Innanzitutto alla stabilità che il presidente ha garantito fin dal suo arrivo al potere. Prima di lui, negli anni 90, durante la presidenza Yeltsin, il rublo era stato svalutato più volte e i risparmi delle famiglie annullati. Con Putin questo non è più successo. Con lui i russi hanno ritrovato la stabilità e una certa crescita economica, anche se il paese è rimasto largamente molto povero.

2 - Valori tradizionali

Putin ha poi sempre puntato sui valori tradizionali della società russa, a partire dall’ortodossia cristiana, e non a caso il patriarca della chiesa russa Kirill è un suo compagno e sodale, anche nel sostegno alla guerra in Ucraina. La propaganda omossessuale in Russia è vietata da anni e il movimento Lgbt è stato bandito dal paese in quanto estremista.

3 - Grande Russia

Ma soprattutto i russi, con Putin, sono tornati a sognare la propria grandezza. La grande Russia. La retorica elettorale del presidente torna sempre sulla grande guerra patriottica, di cui suo padre sarebbe stato un eroe, sulla resistenza e sulla sconfitta di Hitler e del nazismo. Accusa di nazismo che non a caso viene rivolta agli ucraini.

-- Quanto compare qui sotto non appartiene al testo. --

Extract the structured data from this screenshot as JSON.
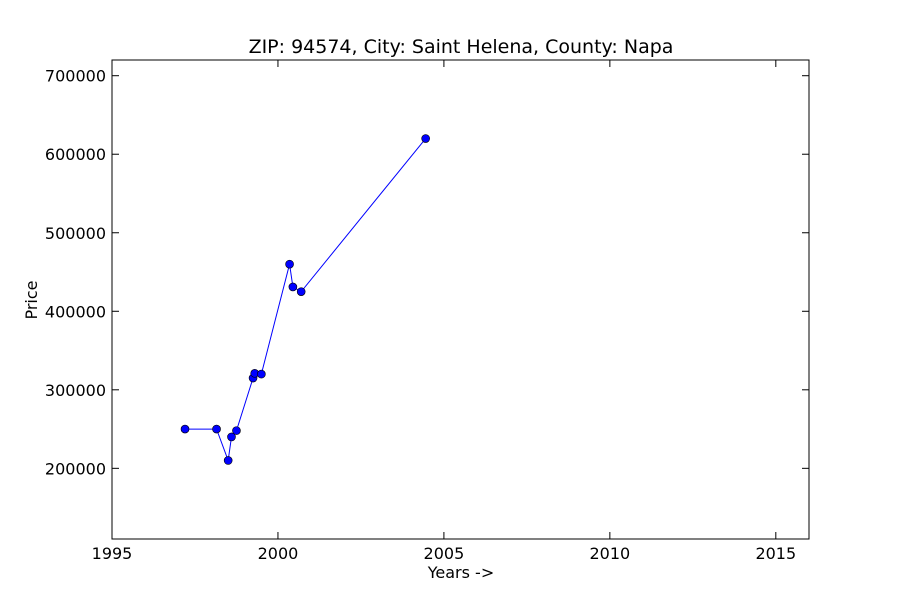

Il blocco anti occidentale

In politica internazionale, dopo un tentativo iniziale di avvicinamento all'Occidente, soprattutto con George Bush e con Silvio Berlusconi, ma poi anche con Donald Trump, in particolare dal 2014 Putin ha scelto la via della contrapposizione, annettendo la Crimea e invadendo di fatto il Donbass.

Da quel momento la sua politica internazionale è stata tutta incentrata sulla creazione di un consenso alternativo al blocco occidentale a guida americana, accusato costantemente di russofobia. Anche in questo campo il suo successo è stato indiscutibile. Non solo Iran e Corea del Nord, ma anche Cina, India, Brasile, e tanti paesi arabi, asiatici e africani sono accanto alla Russia, o quantomeno non contrari ad esse, e soprattutto non hanno mai realmente applicato le sanzioni occidentali. Consentendo così alla Russia di evitare l’isolamento che quelle stesse sanzioni volevano creare. Putin è riuscito infine a catalizzare l’odio per gli americani e per gli europei diffuso in tanti paesi del terzo mondo, una volta colonizzati. Un’azione di propaganda, anche in questo caso, che crea però, a lungo andare, un consenso reale.

Tutti contro la Russia

Nel frattempo Putin sta vincendo la sua ennesima guerra, quella in Ucraina, e ignora serenamente le critiche e gli attacchi internazionali, come il mandato di arresto emesso dalla corte dell’Aja per i crimini di guerra commessi in Ucraina. Tutte operazioni bollate come prova che la Russia è sotto attacco e deve difendersi.

L'occidente come minoranza

La sua lettura della storia, russa e mondiale, è alternativa a quella ufficiale. Ad esempio nega che l’Ucraina esista come nazione. Qui in occidente la sua sembra una analisi assurda e a tratti farneticante, non è così in Russia ma evidentemente neanche in molte parti del resto del mondo. E forse il capolavoro politico di Putin con la guerra in Ucraina è stato proprio questo: costringere gli Stati Uniti e l’Europa a prendere atto che, nel mondo, rappresentano una minoranza. Almeno a livello numerico, la maggioranza della popolazione mondiale sembrerebbe stare dalla parte della Russia, a favore di un mondo multipolare.